On July 14, Justin McLeod announced that his new company, Overtone, had raised $18 million from FirstMark Capital, Pace Capital, and Match Group. The company describes Overtone as a voice- and audio-forward matchmaking service that will use AI and relationship science to make a small number of curated introductions. Psychotherapist Esther Perel has joined its board alongside leadership advisor Diana Chapman, Match Group CEO Spencer Rascoff, and McLeod.
The service is not open to the public. Overtone says it expects to become available in select locations by the end of 2026. That means the announcement is a product thesis, not proof that an algorithm has learned how to recognize lasting chemistry.
The hook
McLeod's bet is more interesting than another promise to put AI inside a familiar app. He wants to remove the familiar app.
In his founder post, McLeod says Overtone will not use conventional profiles, a feed trained on split-second reactions, or a pile of simultaneous matches and chats. Instead, the service is supposed to learn a person's story through their voice, make only the introductions it considers worthwhile, and explain why it thinks two people could fit.

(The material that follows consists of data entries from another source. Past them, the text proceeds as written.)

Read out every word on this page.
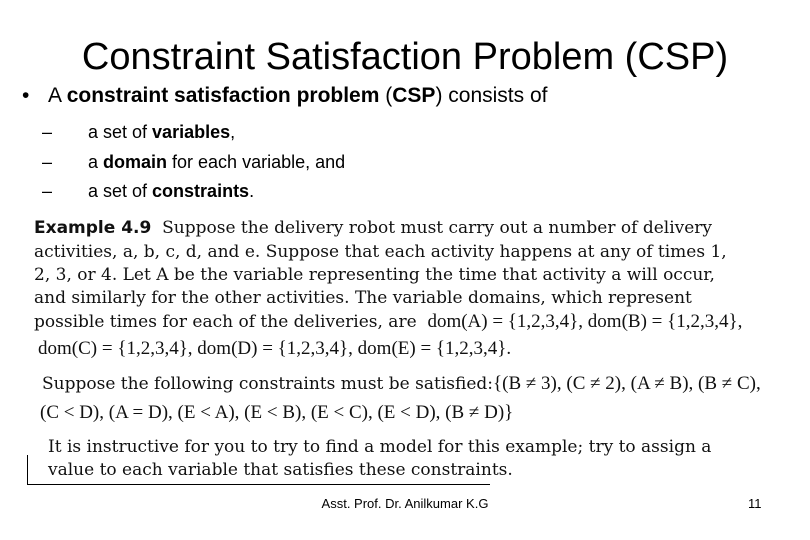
Constraint Satisfaction Problem (CSP)
• A constraint satisfaction problem (CSP) consists of
– a set of variables,
– a domain for each variable, and
– a set of constraints.
Example 4.9 Suppose the delivery robot must carry out a number of delivery
activities, a, b, c, d, and e. Suppose that each activity happens at any of times 1,
2, 3, or 4. Let A be the variable representing the time that activity a will occur,
and similarly for the other activities. The variable domains, which represent
possible times for each of the deliveries, are dom(A) = {1,2,3,4}, dom(B) = {1,2,3,4},
dom(C) = {1,2,3,4}, dom(D) = {1,2,3,4}, dom(E) = {1,2,3,4}.
Suppose the following constraints must be satisfied:{(B ≠ 3), (C ≠ 2), (A ≠ B), (B ≠ C),
(C < D), (A = D), (E < A), (E < B), (E < C), (E < D), (B ≠ D)}
It is instructive for you to try to find a model for this example; try to assign a
value to each variable that satisfies these constraints.
Asst. Prof. Dr. Anilkumar K.G	11
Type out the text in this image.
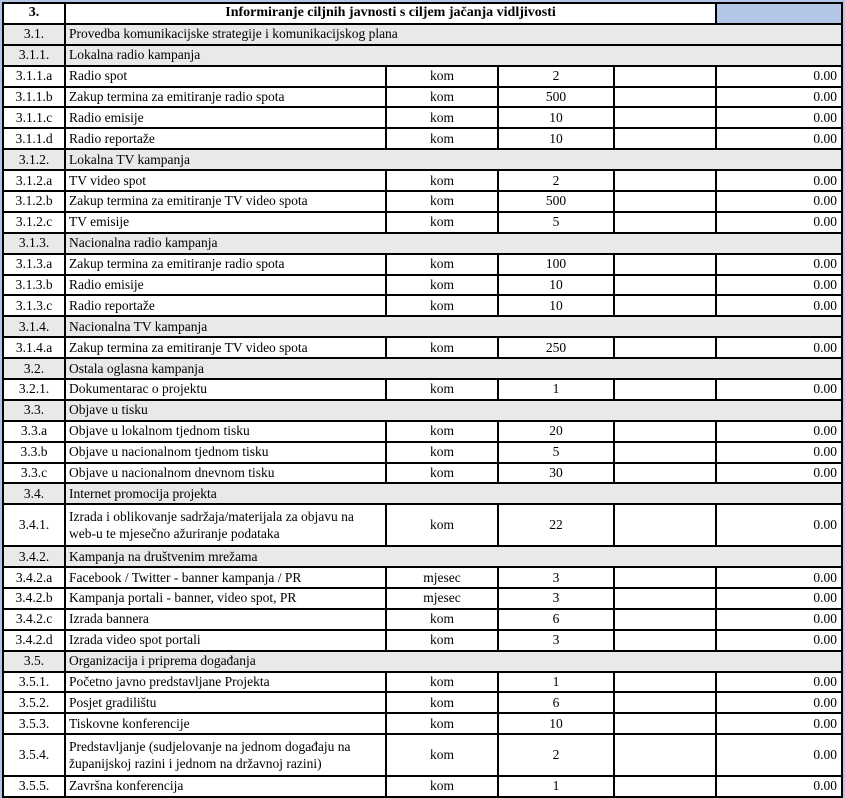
3.	Informiranje ciljnih javnosti s ciljem jačanja vidljivosti				
3.1.	Provedba komunikacijske strategije i komunikacijskog plana				
3.1.1.	Lokalna radio kampanja				
3.1.1.a	Radio spot	kom	2		0.00
3.1.1.b	Zakup termina za emitiranje radio spota	kom	500		0.00
3.1.1.c	Radio emisije	kom	10		0.00
3.1.1.d	Radio reportaže	kom	10		0.00
3.1.2.	Lokalna TV kampanja				
3.1.2.a	TV video spot	kom	2		0.00
3.1.2.b	Zakup termina za emitiranje TV video spota	kom	500		0.00
3.1.2.c	TV emisije	kom	5		0.00
3.1.3.	Nacionalna radio kampanja				
3.1.3.a	Zakup termina za emitiranje radio spota	kom	100		0.00
3.1.3.b	Radio emisije	kom	10		0.00
3.1.3.c	Radio reportaže	kom	10		0.00
3.1.4.	Nacionalna TV kampanja				
3.1.4.a	Zakup termina za emitiranje TV video spota	kom	250		0.00
3.2.	Ostala oglasna kampanja				
3.2.1.	Dokumentarac o projektu	kom	1		0.00
3.3.	Objave u tisku				
3.3.a	Objave u lokalnom tjednom tisku	kom	20		0.00
3.3.b	Objave u nacionalnom tjednom tisku	kom	5		0.00
3.3.c	Objave u nacionalnom dnevnom tisku	kom	30		0.00
3.4.	Internet promocija projekta				
3.4.1.	Izrada i oblikovanje sadržaja/materijala za objavu na web-u te mjesečno ažuriranje podataka	kom	22		0.00
3.4.2.	Kampanja na društvenim mrežama				
3.4.2.a	Facebook / Twitter - banner kampanja / PR	mjesec	3		0.00
3.4.2.b	Kampanja portali - banner, video spot, PR	mjesec	3		0.00
3.4.2.c	Izrada bannera	kom	6		0.00
3.4.2.d	Izrada video spot portali	kom	3		0.00
3.5.	Organizacija i priprema događanja				
3.5.1.	Početno javno predstavljane Projekta	kom	1		0.00
3.5.2.	Posjet gradilištu	kom	6		0.00
3.5.3.	Tiskovne konferencije	kom	10		0.00
3.5.4.	Predstavljanje (sudjelovanje na jednom događaju na županijskoj razini i jednom na državnoj razini)	kom	2		0.00
3.5.5.	Završna konferencija	kom	1		0.00
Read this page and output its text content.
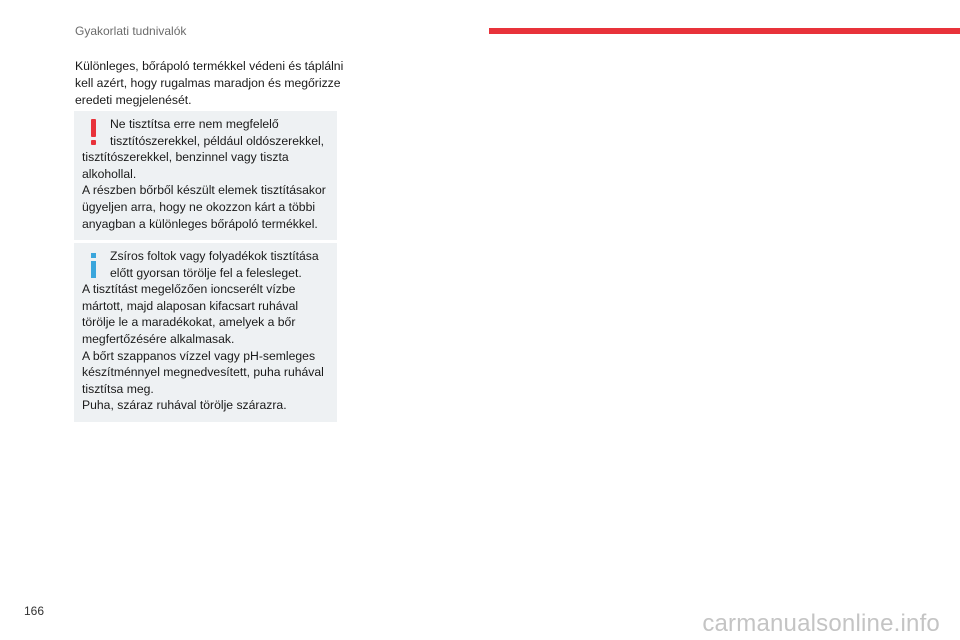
Gyakorlati tudnivalók
Különleges, bőrápoló termékkel védeni és táplálni kell azért, hogy rugalmas maradjon és megőrizze eredeti megjelenését.

Ne tisztítsa erre nem megfelelő tisztítószerekkel, például oldószerekkel, tisztítószerekkel, benzinnel vagy tiszta alkohollal.

A részben bőrből készült elemek tisztításakor ügyeljen arra, hogy ne okozzon kárt a többi anyagban a különleges bőrápoló termékkel.

Zsíros foltok vagy folyadékok tisztítása előtt gyorsan törölje fel a felesleget.

A tisztítást megelőzően ioncserélt vízbe mártott, majd alaposan kifacsart ruhával törölje le a maradékokat, amelyek a bőr megfertőzésére alkalmasak.

A bőrt szappanos vízzel vagy pH-semleges készítménnyel megnedvesített, puha ruhával tisztítsa meg.

Puha, száraz ruhával törölje szárazra.

166	carmanualsonline.info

That is a sharp reversal of the interface that defined modern dating. The swipe turned attraction into a fast sorting task. Overtone proposes a slower bargain: tell a machine enough about yourself that it can reduce the field before another person sees you.
The appeal is obvious. A voice carries timing, warmth, uncertainty, humor, and emphasis that a list of interests cannot. The risk is just as clear. Voice can expose accent, class cues, age, disability, emotion, and identity. An AI matchmaker may infer more than a user intended to offer. A transparent explanation is useful only if people can inspect it, correct it, and understand which details shaped the choice.
Why this became a song
"Hear Me Before You Choose" is written from the perspective of someone exhausted by being reduced to a picture and a sentence.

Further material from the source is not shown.